As an illustration, have a look at this person’s assured proclamation that Google is “done”:
And yet another person has stated that the code that ChatGPT offers in the precise answer that was just shown is garbage:
Since I’m not a coder myself, I won’t pass judgement on this particular instance; but, there are several instances of ChatGPT boldly presenting information that is patently untrue. For example, here’s a professor of computational biology named Carl Bergstrom asking the bot to produce a Wikipedia entry about his life, which ChatGPT accomplishes with aplomb despite including some completely fabricated elements about Bergstrom’s biography.

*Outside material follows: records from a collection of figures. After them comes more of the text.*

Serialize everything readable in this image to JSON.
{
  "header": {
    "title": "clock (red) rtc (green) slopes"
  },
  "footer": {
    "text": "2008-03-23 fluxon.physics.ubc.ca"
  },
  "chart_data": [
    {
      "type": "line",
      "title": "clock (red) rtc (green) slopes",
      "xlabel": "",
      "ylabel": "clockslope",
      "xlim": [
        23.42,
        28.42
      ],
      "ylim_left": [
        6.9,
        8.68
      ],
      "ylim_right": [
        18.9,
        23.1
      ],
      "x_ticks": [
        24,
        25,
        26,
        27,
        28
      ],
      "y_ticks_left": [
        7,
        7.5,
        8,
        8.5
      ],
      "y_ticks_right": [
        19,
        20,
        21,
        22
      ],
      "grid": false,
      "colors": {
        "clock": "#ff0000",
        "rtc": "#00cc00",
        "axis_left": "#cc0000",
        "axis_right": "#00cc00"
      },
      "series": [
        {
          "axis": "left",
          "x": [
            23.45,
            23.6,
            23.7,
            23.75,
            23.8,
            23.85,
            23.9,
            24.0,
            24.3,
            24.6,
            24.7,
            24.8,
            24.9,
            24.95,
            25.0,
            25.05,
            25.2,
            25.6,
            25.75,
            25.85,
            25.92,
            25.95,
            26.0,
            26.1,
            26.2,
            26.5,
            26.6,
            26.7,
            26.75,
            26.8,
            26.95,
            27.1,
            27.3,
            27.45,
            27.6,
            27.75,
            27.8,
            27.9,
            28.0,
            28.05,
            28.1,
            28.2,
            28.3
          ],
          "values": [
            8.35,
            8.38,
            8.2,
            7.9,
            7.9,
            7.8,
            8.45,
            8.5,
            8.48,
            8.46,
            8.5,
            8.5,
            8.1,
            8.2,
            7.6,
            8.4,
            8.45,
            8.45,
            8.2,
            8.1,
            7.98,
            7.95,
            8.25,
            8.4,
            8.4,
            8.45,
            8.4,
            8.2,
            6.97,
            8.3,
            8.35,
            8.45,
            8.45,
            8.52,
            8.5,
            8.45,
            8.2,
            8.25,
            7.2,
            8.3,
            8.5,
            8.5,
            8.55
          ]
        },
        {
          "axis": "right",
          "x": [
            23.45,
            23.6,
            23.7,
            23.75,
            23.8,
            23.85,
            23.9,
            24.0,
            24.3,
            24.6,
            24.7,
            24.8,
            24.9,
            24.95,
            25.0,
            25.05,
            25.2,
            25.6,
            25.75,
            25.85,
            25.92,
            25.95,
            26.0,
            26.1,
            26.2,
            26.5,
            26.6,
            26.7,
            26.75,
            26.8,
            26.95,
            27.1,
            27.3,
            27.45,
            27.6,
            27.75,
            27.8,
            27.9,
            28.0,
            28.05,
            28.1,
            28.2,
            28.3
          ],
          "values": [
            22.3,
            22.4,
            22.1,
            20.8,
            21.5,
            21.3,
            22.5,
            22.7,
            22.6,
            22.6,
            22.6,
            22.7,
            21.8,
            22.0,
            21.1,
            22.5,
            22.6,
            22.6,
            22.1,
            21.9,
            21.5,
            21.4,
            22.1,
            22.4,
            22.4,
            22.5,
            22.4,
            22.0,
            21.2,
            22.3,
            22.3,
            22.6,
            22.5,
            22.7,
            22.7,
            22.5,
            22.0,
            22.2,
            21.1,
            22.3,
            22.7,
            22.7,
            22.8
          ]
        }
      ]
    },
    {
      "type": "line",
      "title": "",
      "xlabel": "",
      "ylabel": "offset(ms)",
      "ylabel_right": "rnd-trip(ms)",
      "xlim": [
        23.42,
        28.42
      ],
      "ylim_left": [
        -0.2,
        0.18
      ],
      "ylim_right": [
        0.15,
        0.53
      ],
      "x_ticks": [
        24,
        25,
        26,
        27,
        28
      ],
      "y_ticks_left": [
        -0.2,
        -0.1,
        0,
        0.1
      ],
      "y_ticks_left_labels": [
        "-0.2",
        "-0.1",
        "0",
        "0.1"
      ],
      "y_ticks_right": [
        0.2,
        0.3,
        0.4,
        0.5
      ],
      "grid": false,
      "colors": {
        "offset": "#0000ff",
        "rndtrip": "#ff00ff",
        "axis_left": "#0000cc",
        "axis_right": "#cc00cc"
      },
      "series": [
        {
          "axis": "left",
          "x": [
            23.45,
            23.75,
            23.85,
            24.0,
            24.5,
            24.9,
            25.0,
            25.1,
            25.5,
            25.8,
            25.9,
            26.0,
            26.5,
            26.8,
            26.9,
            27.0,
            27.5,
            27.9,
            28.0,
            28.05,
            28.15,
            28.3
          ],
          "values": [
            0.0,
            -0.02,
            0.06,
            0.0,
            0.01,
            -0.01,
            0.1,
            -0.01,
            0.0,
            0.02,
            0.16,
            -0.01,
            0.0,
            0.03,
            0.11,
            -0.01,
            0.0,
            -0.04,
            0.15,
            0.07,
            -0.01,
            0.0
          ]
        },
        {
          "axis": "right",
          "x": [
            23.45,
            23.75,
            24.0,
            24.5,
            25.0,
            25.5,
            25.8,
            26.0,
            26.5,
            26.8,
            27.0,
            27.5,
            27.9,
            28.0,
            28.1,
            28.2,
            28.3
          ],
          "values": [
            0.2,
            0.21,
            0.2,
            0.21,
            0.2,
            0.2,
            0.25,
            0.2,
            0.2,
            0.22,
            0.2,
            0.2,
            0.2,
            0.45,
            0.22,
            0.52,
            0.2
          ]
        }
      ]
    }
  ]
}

When users attempt to trick the bot into ignoring its safety training, this opens the door to another interesting set of vulnerabilities. If you ask ChatGPT a question regarding a potentially harmful topic, such as how to carry out the ideal murder or how to create napalm at home, the software will explain why it is unable to provide an answer to your question. (For instance, “I’m sorry, but it is not safe or appropriate to create napalm, which is a very combustible and toxic material.”) “It is not safe or appropriate to make napalm,” You can, however, convince the bot to produce this kind of potentially harmful information by using specific deceptions, such as pretending it is a character in a movie or that it is writing a script on how artificial intelligence models shouldn’t respond to the kinds of questions that are being asked.
It is a fascinating demonstration of the difficulty we have in getting complex AI systems to act in exactly the way we desire (otherwise known as the AI alignment problem). Furthermore, for some researchers, examples like those above only hint at the problems we’ll face when we give more advanced AI models more control.
Even though ChatGPT is unquestionably a significant advancement over earlier systems (does anybody else out there remember Microsoft’s Tay? ), these models still have a number of significant deficiencies that call for additional research. It is the position of OpenAI (and of many others working in the field of AI) that the purpose of public demonstrations such as these is precisely to uncover problems. The question that arises next is at what point in time will businesses start releasing these systems into the wild? What will take place if and when they do so?